Indications so far are that damage has been relatively minor from the 6.6 magnitude earthquake that struck the big island of Hawaii yesterday, with the overall insured losses unknown, said a spokeswoman for the Insurance Information Institute.
And one investment bank analyst said severe insured losses are not expected to result.
Bear Stearns property-casualty analyst David Small said that his analysis of market share data from A.M. Best suggests the event will have limited impact on the publicly traded insurers he covers and the largest market share players are either not U.S. companies or not publicly traded.

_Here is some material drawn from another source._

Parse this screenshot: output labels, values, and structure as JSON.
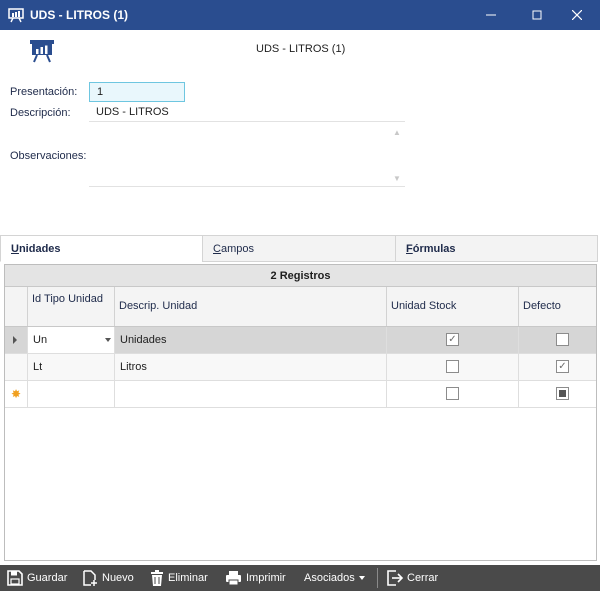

Claire Wilkinson, spokesperson for the Insurance Information Institute, said it remains uncertain whether or not the loss figure will exceed the $25 million threshold the Insurance Services Office uses to define a catastrophe.
Mr. Small also wrote that “further decreasing the potential that this will become a major insurance event is the fact that total premiums written in the state are fairly modest.”
Total homeowners premium in Hawaii is $252 million, compared with $4.9 billion for Florida, he said.
The top three commercial multiperil nonliability writers on the island by market share are Allianz of America Inc., 39 percent; CNA Insurance Cos., 22 percent; and State Farm, 15 percent.
Top homeowners' writers in the state are State Farm, 25 percent; Zephyr Insurance Co., 21 percent; and CNA Insurance, 10 percent.
A.M. Best also estimates that between 10 percent and 15 percent of homeowners nationwide have earthquake insurance.
In a report issued Friday the ratings agency said that because of the generally low take-up rates, a quake would tend to do more damage to the economy than would a more fully insured catastrophe of equivalent insured loss.
A 6.6 earthquake struck yesterday morning off the Kohala coast and lasted for almost a minute followed by 50 aftershocks. It knocked out power throughout the state, including the electricity to the city of Honolulu on the neighboring island of Oahu.